Bonum Certa Men Certa

Does Android's Chief Compare Steve Jobs to North Korea's Dead Leader (Kim Il-sung)?

A bit of a stretch from AndroidGuys, but an interesting analogy nonetheless


Andy Rubin, photo by Yoichiro Akiyama (Tokyo, Japan)



Chairman Jobs



Summary: Apple is going too far in its fight against fair competition and freedom, so more people and organisations begin to publicly denounce Apple

SOMETIMES, when a company feels invincible, Hubris takes over. Apple's legal case against Android/Linux is yet another sign that Apple has given up on being reasonable. Apple has become a rather blatantly freedom-hostile company which is now even threatening Ogg. In addition, Apple has returned to threatening bloggers whose only sin is that they derailed Apple's hype machine.



CNET has some more updates about a blogger's case:

Journalist shield law may not halt iPhone probe

Prosecutors defend Gizmodo search in iPhone probe

Stephen Wagstaffe, chief deputy district attorney, told CNET on Tuesday evening that prosecutors had considered whether reporter shield laws applied to the search and seizure aimed at the gadget blog--and decided to proceed after carefully reviewing the rules.

"My prosecutor who is handling it considered this issue right off the bat when it was being brought into him and had some good reasons why he and the judge felt the warrant was properly issued," Wagstaffe said.


Not only the prosecutors defend Gizmodo; the EFF (Electronic Frontier Foundation) has come up with yet another post on the subject:

Last week’s police raid on Gizmodo blogger Jason Chen’s house, in response to a request from Apple Inc., has led many to wonder why government resources are being spent on a spat between Apple and Gizmodo.

But here at EFF, we are also wondering if we’ve just seen the future of copyright enforcement. Although the Gizmodo seizure doesn’t appear to be rooted in copyright, having cops kicking in doors over what seems like a private dispute reminded us of recent efforts by the big content industries to get law enforcement to go after “copyright thieves.”


We also wrote about this Gizmodo story in posts such as:



According to this report, Android's founder/leader "likens Apple to North Korea":

The NY Times has a great little interview with Google VP Andy Rubin where he talks about Android's future among other things. When asked his thoughts on the recent Steve Jobs comments about Android offering porn, Andy says he doesn't quite get where Jobs was coming from. “I don’t really have a rationale for that,” he said. “It’s a different style of interacting with the public and the media.”

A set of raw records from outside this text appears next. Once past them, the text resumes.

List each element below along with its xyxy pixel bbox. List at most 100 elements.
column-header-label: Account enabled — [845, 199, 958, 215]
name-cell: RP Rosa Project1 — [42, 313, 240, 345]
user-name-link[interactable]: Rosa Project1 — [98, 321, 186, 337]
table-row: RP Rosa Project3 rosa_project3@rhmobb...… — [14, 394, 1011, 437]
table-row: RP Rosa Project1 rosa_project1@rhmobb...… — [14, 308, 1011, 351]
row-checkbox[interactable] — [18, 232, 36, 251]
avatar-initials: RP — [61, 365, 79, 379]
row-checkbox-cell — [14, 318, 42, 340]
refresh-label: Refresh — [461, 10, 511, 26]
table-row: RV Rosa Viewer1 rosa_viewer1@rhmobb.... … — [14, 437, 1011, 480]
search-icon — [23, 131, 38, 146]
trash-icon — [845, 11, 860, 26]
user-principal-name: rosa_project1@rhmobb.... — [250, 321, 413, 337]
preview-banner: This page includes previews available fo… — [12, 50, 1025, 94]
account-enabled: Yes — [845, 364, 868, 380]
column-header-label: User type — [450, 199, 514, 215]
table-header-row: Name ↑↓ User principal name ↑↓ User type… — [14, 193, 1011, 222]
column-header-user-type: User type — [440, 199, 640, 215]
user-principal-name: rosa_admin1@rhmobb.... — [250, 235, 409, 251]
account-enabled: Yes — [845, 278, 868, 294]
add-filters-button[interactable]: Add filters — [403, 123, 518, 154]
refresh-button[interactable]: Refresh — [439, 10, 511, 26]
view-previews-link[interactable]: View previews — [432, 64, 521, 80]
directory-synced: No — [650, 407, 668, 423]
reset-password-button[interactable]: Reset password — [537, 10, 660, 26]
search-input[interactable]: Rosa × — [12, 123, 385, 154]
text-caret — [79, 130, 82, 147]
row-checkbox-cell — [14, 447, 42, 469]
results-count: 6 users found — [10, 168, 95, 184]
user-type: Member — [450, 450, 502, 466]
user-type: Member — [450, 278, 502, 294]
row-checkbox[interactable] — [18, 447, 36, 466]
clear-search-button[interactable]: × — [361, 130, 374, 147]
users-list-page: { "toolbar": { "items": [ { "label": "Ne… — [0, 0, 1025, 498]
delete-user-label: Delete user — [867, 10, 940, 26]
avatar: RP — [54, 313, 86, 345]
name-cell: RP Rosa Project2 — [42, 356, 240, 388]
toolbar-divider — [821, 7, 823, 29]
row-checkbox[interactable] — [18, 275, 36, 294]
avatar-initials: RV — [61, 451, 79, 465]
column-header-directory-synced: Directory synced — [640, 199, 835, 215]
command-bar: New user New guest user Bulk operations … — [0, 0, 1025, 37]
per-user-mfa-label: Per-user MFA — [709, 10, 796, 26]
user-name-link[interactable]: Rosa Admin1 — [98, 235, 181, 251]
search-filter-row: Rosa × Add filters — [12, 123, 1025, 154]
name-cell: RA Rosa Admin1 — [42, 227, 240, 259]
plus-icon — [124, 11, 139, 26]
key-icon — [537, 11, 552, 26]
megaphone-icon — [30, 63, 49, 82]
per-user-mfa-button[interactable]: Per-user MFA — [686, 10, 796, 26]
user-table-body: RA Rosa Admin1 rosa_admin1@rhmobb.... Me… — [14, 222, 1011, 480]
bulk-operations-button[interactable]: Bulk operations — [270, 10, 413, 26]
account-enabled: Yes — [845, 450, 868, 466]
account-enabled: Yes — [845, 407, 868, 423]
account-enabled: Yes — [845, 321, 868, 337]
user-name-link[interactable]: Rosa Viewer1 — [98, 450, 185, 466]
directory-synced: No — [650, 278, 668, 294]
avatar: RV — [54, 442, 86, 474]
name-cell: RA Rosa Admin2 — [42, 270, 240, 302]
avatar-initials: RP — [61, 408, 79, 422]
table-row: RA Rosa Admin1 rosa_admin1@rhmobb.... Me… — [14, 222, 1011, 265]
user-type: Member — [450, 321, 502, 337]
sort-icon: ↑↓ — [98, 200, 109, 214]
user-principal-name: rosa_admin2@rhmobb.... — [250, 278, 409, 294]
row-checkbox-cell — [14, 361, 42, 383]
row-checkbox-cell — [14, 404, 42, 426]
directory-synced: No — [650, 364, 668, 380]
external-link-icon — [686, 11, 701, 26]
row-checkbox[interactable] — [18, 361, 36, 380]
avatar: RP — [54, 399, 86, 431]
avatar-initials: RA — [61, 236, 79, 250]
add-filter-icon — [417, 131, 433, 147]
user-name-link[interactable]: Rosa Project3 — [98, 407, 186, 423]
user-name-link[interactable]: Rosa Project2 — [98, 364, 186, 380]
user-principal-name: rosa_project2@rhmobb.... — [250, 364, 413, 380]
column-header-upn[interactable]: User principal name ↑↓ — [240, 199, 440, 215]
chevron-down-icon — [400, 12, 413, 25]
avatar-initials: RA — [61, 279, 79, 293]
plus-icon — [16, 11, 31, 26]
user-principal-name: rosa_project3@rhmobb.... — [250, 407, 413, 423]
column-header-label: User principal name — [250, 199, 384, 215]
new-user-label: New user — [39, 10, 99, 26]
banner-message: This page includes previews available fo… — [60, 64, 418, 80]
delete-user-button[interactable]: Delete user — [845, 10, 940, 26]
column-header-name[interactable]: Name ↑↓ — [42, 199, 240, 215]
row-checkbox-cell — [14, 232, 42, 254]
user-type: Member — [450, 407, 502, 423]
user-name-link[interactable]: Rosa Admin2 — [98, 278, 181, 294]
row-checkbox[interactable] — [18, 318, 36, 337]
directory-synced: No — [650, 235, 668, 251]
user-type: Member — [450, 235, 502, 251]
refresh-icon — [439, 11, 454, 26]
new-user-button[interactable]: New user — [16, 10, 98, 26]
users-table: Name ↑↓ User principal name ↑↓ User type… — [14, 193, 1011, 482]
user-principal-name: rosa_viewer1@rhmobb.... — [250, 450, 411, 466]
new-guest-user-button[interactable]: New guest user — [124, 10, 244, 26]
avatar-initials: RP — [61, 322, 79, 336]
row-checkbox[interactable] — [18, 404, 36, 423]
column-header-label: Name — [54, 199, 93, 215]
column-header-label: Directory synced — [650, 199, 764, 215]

Does that make Steve Jobs and Kim Il-sung long-lost twins? Probably not, but anyway, Rubin's words are taken slightly out of context.

We covered this particular incident in [1, 2]. In the South African press, a journalist now labels Apple "a threat to innovation and freedom."

Things need to change and Apple needs to be seen for what it really is: a threat to innovation and freedom.

For as long as anyone can remember Microsoft has been seen as the primary enemy of free and open source software (FOSS). Free software advocates over the years have held Microsoft up as the pre-eminent example of how software should not be produced and distributed; an example of how they did not want it to be.

It wasn't without good reason that Microsoft was seen as enemy number 1. The company has done everything in its power over the years to undermine Linux and free software. CEO Steve Ballmer has even gone so far as to label free software anti-American and he never misses an opportunity to take a swipe at Linux.

[...]

There was a time when Microsoft was seen as the enemy of software freedom and Apple, by virtue of being seen as the "underdog", was given far more leniency. Things need to change and Apple needs to be seen for what it really is: a threat to innovation and freedom.


Apple will probably receive increased attention from Techrights simply because the company is detrimental to technology (for instance, it prevents rivals from implementing particular features, due to patents) and careless when it comes to people's freedoms and rights.

One particularly amusing item that we found in yesterday's news is McAfee's attempt to sell "anti-malware" software for Android using snake oil marketing. It's a tad insulting because McAfee is hostile towards the GPL (or Free software in general) and it breaks operating systems rather than secure them. Android users don't need McAfee.